Das neue Haus gab es nicht geschenkt
Zu ihrem neuen Haus in Manheim-neu erzählt Claudia: "Entgegen der landläufigen Meinung, dass RWE uns fertige Häuser in den neuen Ort stellt, ist es tatsächlich so, dass RWE uns das alte Haus abkauft. Wir bekommen das Geld dafür und dürfen für eine gewisse Zeit in dem alten Haus noch wohnen bleiben. In der Zeit können wir uns um den Neubau kümmern. Und das läuft aber dann exakt so wie bei jedem, der irgendwo ein neues Haus baut. Also es wird nicht einfach hingestellt, sondern wir kümmern uns um alles selber."

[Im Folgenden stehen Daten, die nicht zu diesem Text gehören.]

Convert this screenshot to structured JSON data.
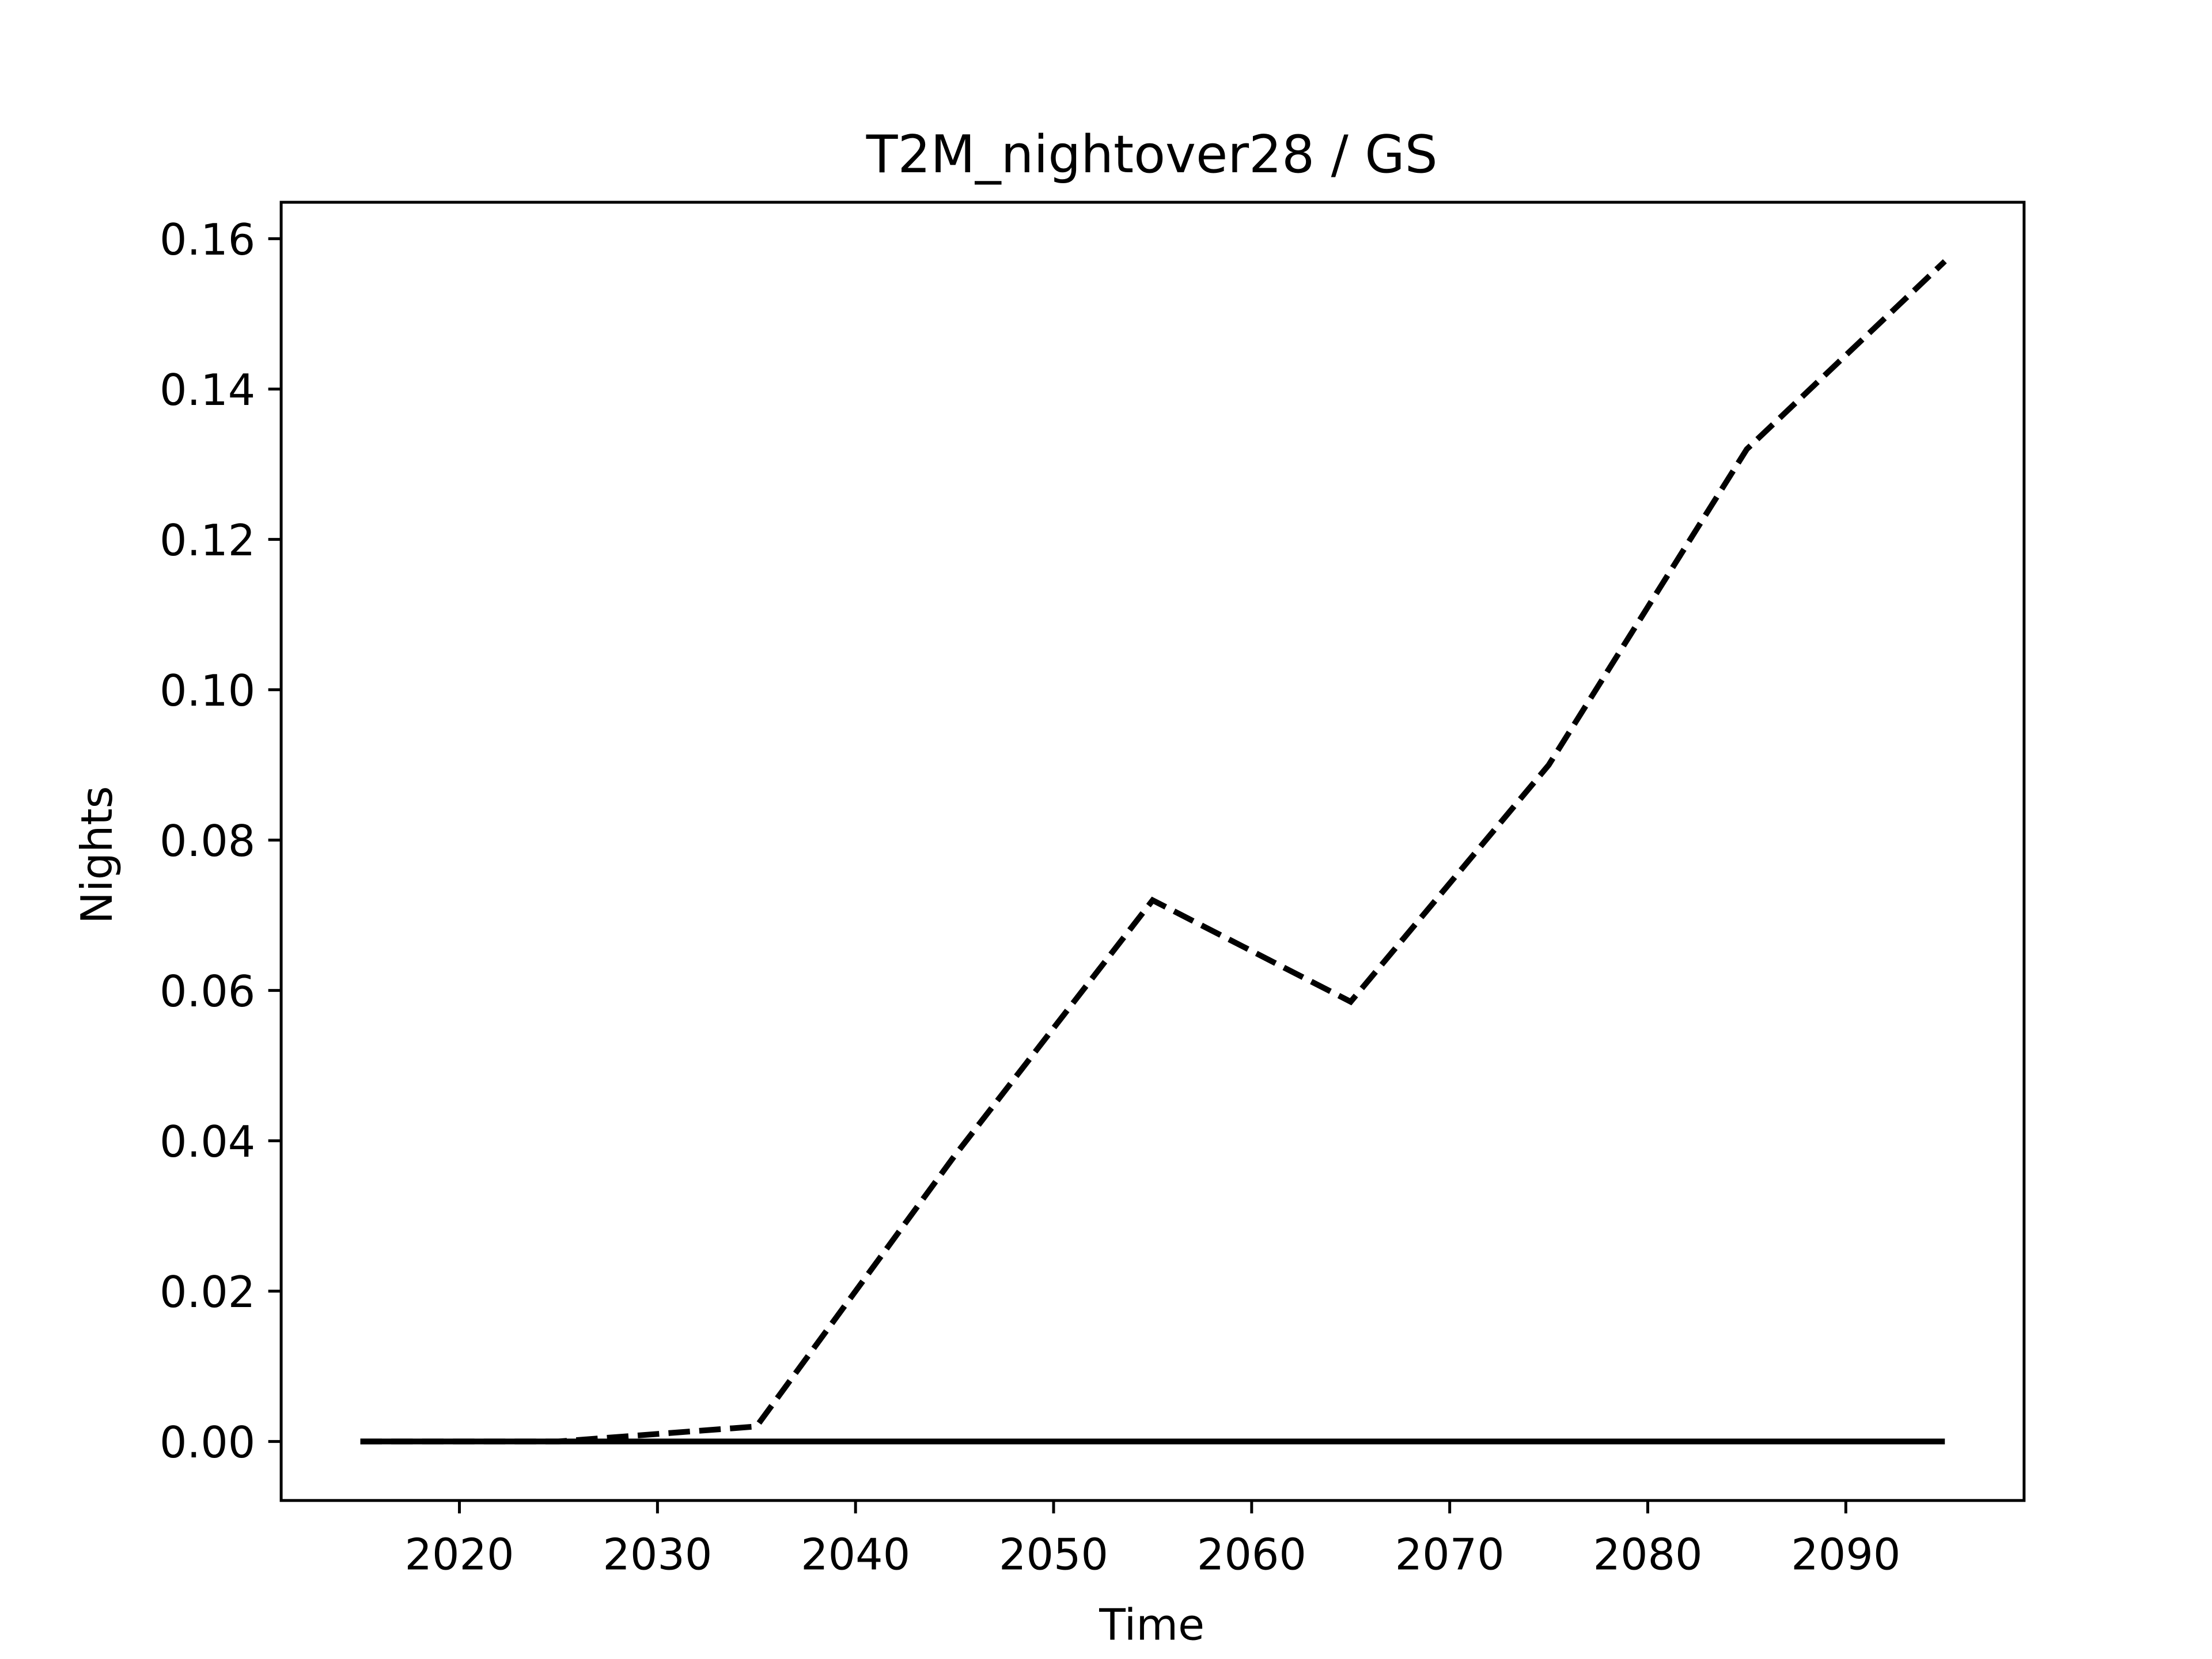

Und: "Viele Leute glauben, dass man tatsächlich von RWE ein neues Haus in den neuen Ort gestellt bekommt. Selber ist es mir passiert, dass ich in einem Baumarkt gefragt wurde, als ich Baumaterial holen war, warum ich das denn täte, weil RWE schließlich dafür sorgt, dass man das selber nichts organisieren muss. In Wirklichkeit ist es aber tatsächlich so, dass man sein altes Haus an RWE verkauft. Dann hat man noch eine gewisse Karenzzeit, dass man 'in aller Ruhe' alles organisieren kann. Das heißt man muss eine Firma organisieren, die möglicherweise dann die Bauarbeiten für einen Keller vornimmt. Man muss dafür sorgen, dass man eine Baufirma hat, die das Haus baut. Und sich natürlich drumherum um alles kümmern. Das heißt: Es ist nicht so, dass wir ein fertiges Haus in den neuen Ort gestellt bekommen.”